Three missiles targeted Taliban militants this morning in the Mohammad Khel area of North Waziristan, where militant groups blamed for launching attacks on American and NATO troops across the border are based. The mountainous area is where a suspected US drone is reported to have crashed on January 24.

Two missiles in today's attack hit the compound being used by the militants, killing seven of them, intelligence officials said. The third killed two more insurgents in the bunker.

Another such strike early this month targeted a meeting of militant commanders in an apparently unsuccessful attempt to kill Pakistani Taliban chief Hakimullah Mehsud.
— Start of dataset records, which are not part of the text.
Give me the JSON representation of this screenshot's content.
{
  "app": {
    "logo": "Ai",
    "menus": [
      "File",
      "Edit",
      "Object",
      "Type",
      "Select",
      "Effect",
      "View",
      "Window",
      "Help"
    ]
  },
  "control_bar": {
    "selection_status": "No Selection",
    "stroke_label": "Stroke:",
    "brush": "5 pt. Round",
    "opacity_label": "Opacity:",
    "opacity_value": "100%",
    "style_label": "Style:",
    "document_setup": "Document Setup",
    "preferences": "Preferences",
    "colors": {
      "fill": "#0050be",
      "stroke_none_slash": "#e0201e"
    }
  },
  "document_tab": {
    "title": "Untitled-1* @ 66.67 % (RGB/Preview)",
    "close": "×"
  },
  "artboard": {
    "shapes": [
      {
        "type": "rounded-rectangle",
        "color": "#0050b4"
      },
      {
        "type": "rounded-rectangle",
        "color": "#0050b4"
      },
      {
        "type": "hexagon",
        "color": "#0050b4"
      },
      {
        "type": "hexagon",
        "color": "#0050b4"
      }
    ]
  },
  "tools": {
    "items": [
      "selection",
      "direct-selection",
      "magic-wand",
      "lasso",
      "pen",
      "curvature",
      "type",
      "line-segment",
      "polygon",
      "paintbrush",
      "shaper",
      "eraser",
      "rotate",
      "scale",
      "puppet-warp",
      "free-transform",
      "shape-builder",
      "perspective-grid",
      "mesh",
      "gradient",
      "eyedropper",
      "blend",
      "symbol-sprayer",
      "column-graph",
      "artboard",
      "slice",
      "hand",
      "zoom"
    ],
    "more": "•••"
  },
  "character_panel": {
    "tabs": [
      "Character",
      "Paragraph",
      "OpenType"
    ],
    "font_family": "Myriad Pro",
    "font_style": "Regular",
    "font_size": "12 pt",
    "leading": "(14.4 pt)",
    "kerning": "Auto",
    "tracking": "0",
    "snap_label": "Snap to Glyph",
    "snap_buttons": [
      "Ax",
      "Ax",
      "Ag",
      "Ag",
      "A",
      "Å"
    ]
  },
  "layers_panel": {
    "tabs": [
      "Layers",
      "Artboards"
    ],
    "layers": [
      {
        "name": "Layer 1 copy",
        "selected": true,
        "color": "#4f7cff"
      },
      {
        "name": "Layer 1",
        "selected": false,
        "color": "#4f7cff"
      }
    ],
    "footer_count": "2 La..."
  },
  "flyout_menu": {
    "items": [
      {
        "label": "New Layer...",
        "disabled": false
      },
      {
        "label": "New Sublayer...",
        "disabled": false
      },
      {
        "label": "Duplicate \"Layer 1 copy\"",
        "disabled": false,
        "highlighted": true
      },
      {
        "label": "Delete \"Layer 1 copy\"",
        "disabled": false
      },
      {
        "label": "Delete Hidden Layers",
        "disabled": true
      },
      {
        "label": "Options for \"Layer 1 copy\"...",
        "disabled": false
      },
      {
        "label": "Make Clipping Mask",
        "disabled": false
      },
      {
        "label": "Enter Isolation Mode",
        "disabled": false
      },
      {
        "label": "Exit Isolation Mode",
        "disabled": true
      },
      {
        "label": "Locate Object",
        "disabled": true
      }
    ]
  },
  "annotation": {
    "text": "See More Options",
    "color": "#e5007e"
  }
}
Mehsud appeared in a video sitting beside the Jordanian man who carried out the December 30 suicide bombing of a remote CIA base in Afghanistan's Khost province that killed seven of the agency's employees.

A Pakistani Taliban spokesman also claimed responsibility for the attack to avenge the killing of their former chief, Baitullah Mehsud, in a drone strike last year.

Analysts suspect the Haqqani network, an al-Qa-ida-linked Afghan Taliban faction based in North Waziristan, also helped carry out the CIA attack, the worst against the spy agency in decades.

Since the bombing, the US has carried out 13 suspected drone strikes in North and South Waziristan, an unprecedented volley of attacks since the CIA-led missile programme began in earnest in Pakistan two years ago.

Meanwhile, the Taliban are denying reports that their representatives met with a UN official to discuss prospects for peace in Afghanistan.

A statement by the Taliban ruling council today said reports of a meeting between the UN's Afghanistan chief, Kai Eide, and representatives of the militants were "futile and baseless rumors."

Eide has not publicly acknowledged such a meeting but US Secretary of State Hillary Rodham Clinton said the official wanted to "get his own conclusion about the mindset of some of the Taliban members."

The Taliban statement vows to continue the war in Afghanistan. It says the refusal to accept peace overtures offered at this week's London conference dealt "a crushing blow" to US strategy in Afghanistan.